Los laberintos más
triviales aparecen en las revistas de entretenimientos para niños.
Hasta hace poco, los dibujantes trazaban laboriosamente los meandros
y callejones sin salida con ayuda de reglas y cartabones. Ahora
hay programas de computadora muy sencillos que generan interminables
laberintos. Hay una correspondencia fundamental entre el modo
de funcionamiento de las computadoras y la esencia de los laberintos
triviales.
Cuando se recorre con la punta del lápiz los caminos de
un laberinto basado en una cuadrícula, aparece cada tanto
un bivium (dos vías, o bifurcación), o un trivium
(tres vías, o encrucijada), que plantea la necesidad de
optar.

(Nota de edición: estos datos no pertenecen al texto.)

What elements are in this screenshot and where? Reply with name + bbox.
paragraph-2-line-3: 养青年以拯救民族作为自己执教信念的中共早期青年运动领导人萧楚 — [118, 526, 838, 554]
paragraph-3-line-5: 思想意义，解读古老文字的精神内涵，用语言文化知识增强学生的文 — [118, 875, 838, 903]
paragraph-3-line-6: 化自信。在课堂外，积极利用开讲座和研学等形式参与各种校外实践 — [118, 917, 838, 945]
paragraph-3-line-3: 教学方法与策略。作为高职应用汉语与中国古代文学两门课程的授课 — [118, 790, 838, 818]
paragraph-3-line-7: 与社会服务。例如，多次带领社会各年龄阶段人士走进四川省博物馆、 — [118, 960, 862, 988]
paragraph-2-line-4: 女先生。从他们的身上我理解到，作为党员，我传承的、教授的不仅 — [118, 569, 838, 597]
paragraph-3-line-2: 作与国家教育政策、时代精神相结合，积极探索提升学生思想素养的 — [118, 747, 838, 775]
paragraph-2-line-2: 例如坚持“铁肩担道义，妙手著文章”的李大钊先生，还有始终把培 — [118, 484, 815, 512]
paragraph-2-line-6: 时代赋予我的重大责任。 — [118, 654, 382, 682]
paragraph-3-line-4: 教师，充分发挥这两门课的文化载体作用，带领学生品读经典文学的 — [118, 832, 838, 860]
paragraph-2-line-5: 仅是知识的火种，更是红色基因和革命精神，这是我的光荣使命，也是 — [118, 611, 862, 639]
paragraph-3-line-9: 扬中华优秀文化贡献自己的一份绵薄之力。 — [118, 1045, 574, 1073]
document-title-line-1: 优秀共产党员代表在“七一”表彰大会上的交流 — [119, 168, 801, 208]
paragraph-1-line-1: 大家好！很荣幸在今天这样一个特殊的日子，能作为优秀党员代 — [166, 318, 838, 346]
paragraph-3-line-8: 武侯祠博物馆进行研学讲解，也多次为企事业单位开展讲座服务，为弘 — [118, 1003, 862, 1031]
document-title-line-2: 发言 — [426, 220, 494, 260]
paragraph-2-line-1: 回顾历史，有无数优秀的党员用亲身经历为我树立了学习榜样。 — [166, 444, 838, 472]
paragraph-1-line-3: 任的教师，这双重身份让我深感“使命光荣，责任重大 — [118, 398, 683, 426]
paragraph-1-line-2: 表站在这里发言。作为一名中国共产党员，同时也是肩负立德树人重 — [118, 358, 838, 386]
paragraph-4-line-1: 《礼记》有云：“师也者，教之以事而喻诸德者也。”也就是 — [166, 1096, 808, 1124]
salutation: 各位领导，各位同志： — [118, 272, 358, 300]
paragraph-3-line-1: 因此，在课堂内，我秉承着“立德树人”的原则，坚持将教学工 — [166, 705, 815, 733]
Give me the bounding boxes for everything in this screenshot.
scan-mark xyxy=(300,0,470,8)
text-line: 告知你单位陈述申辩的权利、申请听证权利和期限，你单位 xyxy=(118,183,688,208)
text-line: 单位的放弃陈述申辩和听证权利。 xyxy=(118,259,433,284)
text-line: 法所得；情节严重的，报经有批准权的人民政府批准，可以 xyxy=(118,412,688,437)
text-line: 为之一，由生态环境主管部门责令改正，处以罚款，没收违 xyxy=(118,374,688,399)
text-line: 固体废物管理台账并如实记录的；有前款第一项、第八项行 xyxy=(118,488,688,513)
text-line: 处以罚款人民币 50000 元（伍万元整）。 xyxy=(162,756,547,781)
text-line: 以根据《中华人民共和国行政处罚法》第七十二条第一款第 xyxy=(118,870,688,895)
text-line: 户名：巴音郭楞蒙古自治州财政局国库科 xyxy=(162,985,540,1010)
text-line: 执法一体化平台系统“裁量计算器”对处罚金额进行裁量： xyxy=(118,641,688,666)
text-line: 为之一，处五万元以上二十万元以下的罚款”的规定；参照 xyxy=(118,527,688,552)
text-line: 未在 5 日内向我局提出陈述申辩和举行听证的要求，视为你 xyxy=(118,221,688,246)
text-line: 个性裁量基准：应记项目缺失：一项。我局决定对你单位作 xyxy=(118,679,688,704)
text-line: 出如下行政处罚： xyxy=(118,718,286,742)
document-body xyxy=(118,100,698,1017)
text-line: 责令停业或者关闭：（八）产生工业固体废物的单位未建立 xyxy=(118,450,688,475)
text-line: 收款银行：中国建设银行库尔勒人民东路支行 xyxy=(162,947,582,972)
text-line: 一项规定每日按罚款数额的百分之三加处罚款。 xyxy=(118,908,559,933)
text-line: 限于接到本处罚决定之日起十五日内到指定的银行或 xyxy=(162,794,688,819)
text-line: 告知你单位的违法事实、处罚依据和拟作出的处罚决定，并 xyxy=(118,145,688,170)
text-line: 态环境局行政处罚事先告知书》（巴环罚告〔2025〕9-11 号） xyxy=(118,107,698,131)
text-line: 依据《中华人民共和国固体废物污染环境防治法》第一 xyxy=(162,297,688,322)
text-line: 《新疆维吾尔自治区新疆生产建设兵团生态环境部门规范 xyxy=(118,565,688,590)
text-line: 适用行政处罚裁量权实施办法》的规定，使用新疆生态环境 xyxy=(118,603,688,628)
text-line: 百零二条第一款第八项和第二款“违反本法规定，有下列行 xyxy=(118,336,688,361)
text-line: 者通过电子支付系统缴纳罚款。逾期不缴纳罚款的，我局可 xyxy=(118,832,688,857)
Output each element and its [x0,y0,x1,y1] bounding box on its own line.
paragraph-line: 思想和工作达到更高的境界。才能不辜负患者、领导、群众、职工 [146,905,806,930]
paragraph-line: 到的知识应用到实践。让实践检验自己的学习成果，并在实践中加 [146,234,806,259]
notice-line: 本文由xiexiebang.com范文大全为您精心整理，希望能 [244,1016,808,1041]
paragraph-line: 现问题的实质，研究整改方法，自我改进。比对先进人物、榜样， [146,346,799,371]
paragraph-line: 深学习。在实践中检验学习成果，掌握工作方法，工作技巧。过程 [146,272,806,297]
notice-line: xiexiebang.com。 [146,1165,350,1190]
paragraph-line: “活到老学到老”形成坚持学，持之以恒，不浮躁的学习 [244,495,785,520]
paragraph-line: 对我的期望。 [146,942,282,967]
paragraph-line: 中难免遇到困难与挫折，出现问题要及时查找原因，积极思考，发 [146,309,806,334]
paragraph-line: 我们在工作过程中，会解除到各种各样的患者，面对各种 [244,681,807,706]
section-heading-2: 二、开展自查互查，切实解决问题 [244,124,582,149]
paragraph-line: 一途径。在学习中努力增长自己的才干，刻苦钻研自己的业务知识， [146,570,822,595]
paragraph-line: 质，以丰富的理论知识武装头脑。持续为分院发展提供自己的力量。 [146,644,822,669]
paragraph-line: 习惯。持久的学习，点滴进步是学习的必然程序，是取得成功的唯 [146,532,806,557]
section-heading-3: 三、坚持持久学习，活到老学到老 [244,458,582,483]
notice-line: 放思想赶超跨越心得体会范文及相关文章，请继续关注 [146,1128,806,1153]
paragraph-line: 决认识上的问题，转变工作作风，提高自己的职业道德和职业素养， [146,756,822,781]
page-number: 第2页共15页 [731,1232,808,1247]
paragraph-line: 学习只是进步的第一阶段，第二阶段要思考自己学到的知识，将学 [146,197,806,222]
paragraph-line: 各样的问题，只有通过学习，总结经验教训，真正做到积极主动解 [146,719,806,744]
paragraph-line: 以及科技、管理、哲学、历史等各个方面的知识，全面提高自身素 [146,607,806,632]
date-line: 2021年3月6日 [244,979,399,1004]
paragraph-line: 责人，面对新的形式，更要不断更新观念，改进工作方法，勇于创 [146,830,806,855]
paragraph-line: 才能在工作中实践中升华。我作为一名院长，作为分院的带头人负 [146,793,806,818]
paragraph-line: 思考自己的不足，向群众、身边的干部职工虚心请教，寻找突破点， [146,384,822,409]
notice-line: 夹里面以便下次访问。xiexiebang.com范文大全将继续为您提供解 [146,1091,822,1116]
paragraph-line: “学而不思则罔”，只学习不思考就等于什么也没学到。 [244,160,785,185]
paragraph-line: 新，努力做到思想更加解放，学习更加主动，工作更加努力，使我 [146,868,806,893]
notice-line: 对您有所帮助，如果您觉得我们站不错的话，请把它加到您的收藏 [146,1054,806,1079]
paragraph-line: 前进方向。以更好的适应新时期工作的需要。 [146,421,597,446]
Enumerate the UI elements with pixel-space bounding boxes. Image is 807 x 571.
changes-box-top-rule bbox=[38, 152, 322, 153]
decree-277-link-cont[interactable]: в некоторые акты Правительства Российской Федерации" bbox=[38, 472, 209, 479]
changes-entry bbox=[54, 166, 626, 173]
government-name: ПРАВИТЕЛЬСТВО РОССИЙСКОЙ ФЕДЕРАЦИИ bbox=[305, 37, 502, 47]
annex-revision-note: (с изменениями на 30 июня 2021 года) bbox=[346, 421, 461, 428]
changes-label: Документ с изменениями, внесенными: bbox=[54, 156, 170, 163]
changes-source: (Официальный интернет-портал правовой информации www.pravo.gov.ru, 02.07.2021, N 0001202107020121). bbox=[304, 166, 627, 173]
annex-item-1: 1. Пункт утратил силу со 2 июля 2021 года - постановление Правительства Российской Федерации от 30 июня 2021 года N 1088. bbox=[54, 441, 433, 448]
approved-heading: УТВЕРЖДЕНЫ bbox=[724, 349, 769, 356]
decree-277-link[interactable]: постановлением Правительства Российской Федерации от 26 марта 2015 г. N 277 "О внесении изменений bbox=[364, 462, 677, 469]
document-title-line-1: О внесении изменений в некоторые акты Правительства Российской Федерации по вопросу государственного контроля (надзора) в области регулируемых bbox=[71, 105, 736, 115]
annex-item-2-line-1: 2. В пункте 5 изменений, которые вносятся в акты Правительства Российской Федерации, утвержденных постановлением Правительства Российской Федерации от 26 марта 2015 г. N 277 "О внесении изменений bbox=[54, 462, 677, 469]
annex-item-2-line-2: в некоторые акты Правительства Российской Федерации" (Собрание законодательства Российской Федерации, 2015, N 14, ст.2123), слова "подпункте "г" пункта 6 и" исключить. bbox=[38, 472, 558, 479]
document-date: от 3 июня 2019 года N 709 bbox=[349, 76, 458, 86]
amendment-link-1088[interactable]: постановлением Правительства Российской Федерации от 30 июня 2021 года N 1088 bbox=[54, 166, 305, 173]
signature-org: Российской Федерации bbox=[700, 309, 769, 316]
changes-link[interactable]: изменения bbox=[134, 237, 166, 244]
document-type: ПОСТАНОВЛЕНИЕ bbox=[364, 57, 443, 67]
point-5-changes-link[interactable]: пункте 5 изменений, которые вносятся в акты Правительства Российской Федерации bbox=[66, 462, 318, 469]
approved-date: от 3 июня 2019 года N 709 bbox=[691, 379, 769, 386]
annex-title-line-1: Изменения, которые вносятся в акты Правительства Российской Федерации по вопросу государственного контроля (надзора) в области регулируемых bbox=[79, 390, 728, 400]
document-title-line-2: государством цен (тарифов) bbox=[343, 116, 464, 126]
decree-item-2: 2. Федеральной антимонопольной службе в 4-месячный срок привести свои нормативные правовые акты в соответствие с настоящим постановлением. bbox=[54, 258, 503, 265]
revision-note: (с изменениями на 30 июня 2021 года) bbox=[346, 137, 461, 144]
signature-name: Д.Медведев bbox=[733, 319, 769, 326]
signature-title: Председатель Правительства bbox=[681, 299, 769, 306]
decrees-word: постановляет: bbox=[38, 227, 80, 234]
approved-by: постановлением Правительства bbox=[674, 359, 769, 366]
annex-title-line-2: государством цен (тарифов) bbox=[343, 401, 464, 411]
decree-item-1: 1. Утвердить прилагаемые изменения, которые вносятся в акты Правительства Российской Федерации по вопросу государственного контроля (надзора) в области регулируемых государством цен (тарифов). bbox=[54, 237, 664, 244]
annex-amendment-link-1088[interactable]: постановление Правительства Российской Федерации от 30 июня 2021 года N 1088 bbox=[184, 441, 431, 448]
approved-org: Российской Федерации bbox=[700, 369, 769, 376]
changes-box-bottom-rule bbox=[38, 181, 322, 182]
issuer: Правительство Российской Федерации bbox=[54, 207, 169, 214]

Por supuesto, los laberintos no necesariamente se basan
en una cuadrícula, de modo que las encrucijadas pueden
formarse con muchos -en teoría infinitos- caminos que
se cruzan o se encuentran en un punto, pero la elección
del caminante (o del grafiante, en el laberinto de revista) se
hace necesaria ya cuando aparece sólo una bifurcación;
por eso, basta la idea de bivium para definir la esencia del
labertinto.
Y justamente el bivium
es la forma de accionar de las computadoras: sí o no,
cero o uno, nada o todo, tal es la esencia del universo informático.
Metido en el laberinto, cualquiera puede darse cuenta que una
simple elección en determinado momento conduce a un mundo
cualitativamente diferente: un camino lleva a la meta, el otro
a la perdición.
Lo que resulta interesante es que existen laberintos que no tienen
encrucijadas. Estos laberintos no son triviales porque no tienen
trivia ni bivia, pero además porque resulta más
difícil comprender su sentido: ¿por qué
retorcer el camino, si de todas maneras no hay posibilidad de
equivocarse? Pues penetrar en un laberinto sin bivia puede ser
cansador, hasta puede desesperar por lo dilatado de la marcha,
pero no deja de ser una garantía de camino seguro, en
el que no se pide la atención ni el juicio del que avanza,
sino sólo la confianza en que el camino conduce a alguna
parte.
La pregunta es por qué casi todos los laberintos del mundo,
grabados en monedas cretenses, construídos en mosaicos
romanos, podados en setos celtas, dibujados en pavimentos de
catedrales francesas, tallados en muros de pagodas de la India,
bordados en túnicas de emperadores de Roma, impresos en
rollos mayas, trazados en pergaminos medievales suizos, son de
una sola vía. Su falta de trivialidad los convierte en
artefactos misteriosos, sobre los que cabe la pregunta esencial
acerca de su sentido, ya no de los modos de salir o penetrar
en ellos.
Sólo cuando el aburrimiento se convirtió en un fenómeno
masivo, cuando escapó de los palacios de la aristocracia,
aparecieron los laberintos de revista, caricaturas de las metáforas
vitales propuestas por Virgilio, Ovidio, Dante o Chaucer. La esencia
de la vida fundada en las elecciones trascendentes que a cada
paso debe hacer el ser humano se convirtió en un modo banal
de matar el tiempo.
La trivialidad de los laberintos de revista, el abandono de la
representación sin trivia de los laberintos, debería
mirarse con más atención. La certeza de una meta, la confianza en un camino,
han dejado de ser ideas representables.